The University of South Australia’s first Aboriginal student to graduate in glass, Yhonnie Scarce, references the bush food that is frequently the subject of Aboriginal dot painting. She does this, however, using the medium of glass. Made for TARNANTHI, Thunder raining poison is comprised of 2000 bush yams, blown at Adelaide’s JamFactory. The glass yams are suspended in the shape of the nuclear bomb blasts conducted at Maralinga in the north of South Australia between 1953 and 1963.
Elsewhere in TARNANTHI, dot painting prevails and triumphs. A series of works on paper by Gladdy Kemarre celebrate the bush plum, anwekety, a bush food that dominates the ground flora in her country and both an important form of sustenance and a big cultural story.

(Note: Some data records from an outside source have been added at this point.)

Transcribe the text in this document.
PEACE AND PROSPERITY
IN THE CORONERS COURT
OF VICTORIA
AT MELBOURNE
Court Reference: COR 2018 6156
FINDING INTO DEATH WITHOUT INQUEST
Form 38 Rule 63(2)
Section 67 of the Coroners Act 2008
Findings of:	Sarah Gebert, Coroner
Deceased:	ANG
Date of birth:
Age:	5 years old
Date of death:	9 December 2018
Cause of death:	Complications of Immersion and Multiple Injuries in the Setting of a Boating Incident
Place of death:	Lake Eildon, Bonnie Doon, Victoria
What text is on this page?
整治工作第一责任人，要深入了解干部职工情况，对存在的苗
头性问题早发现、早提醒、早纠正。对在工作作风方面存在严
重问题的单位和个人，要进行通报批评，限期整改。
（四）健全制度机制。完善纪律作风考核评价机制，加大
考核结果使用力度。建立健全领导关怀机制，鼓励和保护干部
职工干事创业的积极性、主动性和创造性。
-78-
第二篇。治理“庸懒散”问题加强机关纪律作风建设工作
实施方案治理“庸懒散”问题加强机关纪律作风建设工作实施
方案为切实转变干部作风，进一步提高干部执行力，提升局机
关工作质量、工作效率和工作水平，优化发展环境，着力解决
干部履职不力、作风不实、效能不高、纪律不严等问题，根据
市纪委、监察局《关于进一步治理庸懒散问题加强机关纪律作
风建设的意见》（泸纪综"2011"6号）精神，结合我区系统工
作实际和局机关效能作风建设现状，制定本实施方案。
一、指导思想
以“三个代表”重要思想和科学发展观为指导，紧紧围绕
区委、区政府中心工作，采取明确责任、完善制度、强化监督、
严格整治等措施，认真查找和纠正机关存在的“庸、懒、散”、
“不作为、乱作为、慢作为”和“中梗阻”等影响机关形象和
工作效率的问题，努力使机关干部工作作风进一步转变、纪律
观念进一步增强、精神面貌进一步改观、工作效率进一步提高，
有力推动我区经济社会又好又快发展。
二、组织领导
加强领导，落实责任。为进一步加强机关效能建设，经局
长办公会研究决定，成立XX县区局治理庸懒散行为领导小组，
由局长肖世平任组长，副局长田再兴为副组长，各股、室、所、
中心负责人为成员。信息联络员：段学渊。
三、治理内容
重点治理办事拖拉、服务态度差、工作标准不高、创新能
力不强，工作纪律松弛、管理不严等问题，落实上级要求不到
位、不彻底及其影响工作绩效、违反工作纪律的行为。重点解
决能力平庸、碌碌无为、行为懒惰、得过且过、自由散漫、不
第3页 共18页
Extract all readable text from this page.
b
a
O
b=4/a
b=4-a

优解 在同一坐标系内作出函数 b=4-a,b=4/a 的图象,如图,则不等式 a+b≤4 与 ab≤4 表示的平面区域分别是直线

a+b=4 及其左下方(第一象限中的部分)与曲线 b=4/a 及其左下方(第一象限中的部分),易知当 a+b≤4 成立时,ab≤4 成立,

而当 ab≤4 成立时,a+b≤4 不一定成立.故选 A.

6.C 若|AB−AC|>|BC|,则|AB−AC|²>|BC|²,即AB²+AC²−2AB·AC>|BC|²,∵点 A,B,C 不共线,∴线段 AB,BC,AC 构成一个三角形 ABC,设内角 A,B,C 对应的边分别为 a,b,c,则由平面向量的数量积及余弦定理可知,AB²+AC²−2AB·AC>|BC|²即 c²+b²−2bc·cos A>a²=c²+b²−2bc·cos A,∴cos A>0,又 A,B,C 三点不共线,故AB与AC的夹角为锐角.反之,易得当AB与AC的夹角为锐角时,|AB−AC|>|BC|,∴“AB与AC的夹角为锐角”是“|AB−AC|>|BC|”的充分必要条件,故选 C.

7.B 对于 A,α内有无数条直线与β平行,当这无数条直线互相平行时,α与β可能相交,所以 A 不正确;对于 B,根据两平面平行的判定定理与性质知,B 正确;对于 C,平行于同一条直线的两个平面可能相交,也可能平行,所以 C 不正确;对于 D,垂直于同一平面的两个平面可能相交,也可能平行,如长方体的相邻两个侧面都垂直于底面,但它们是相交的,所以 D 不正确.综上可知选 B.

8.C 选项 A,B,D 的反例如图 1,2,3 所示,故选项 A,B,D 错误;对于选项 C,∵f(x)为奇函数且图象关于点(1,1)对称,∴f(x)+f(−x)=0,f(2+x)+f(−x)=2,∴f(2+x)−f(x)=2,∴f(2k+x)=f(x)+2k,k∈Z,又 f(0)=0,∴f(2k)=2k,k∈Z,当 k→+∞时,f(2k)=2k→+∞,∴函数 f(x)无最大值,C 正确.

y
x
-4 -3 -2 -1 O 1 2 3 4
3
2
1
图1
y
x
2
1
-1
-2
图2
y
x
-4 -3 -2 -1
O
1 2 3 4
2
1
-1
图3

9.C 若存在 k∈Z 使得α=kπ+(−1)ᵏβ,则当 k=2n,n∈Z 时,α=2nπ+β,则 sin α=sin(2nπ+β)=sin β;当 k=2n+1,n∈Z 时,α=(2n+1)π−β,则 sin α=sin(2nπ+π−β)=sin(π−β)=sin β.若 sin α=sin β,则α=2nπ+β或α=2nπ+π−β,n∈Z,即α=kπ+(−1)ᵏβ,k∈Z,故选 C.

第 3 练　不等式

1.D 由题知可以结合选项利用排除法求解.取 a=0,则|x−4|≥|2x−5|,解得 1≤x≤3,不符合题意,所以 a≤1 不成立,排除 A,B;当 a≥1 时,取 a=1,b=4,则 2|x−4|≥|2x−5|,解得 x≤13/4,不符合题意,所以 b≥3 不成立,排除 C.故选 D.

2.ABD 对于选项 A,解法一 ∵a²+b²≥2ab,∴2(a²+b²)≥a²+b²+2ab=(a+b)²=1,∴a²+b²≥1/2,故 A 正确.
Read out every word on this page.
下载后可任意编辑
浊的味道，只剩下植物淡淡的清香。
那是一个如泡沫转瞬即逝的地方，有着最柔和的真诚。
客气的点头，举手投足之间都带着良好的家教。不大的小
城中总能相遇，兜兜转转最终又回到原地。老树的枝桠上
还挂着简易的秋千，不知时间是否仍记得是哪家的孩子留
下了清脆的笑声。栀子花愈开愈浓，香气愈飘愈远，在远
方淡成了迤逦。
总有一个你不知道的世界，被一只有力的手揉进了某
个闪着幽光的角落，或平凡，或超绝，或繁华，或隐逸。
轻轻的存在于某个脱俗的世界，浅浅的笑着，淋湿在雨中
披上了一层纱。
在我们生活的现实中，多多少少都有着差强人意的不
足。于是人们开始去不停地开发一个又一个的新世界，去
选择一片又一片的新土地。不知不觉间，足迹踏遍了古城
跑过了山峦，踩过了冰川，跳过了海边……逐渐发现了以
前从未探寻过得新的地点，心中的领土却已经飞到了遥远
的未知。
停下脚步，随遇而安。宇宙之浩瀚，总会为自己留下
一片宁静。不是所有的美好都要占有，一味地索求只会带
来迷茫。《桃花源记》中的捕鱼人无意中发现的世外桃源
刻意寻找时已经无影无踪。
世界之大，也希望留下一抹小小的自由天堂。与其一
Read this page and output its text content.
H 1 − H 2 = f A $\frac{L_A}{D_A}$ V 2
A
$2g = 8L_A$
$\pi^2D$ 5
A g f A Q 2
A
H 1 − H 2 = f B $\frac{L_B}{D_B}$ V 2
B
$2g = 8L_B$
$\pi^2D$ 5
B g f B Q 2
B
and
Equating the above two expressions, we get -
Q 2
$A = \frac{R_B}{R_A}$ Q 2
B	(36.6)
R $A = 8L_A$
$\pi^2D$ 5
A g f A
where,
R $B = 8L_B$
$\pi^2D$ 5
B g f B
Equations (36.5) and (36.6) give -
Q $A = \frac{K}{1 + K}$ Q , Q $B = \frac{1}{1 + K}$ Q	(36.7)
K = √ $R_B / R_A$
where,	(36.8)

The force of these paintings on paper, with their prolific dotting in deeply saturated colour, cannot be denied.
To conclude with a salute to Lucas, “the force is strong with this one”.
Nick Mitzevich is the director of the Art Gallery of South Australia. He is a regular contributor to InDaily.
TARNANTHI runs across 22 South Australia venues. It opened at the Art Gallery of South Australia last night and continues until January 17, 2016. Riverland: Yvonne Koolmatrie, a highlight exhibition within TARNANTHI also at the Art Gallery of South Australia, runs until January 10.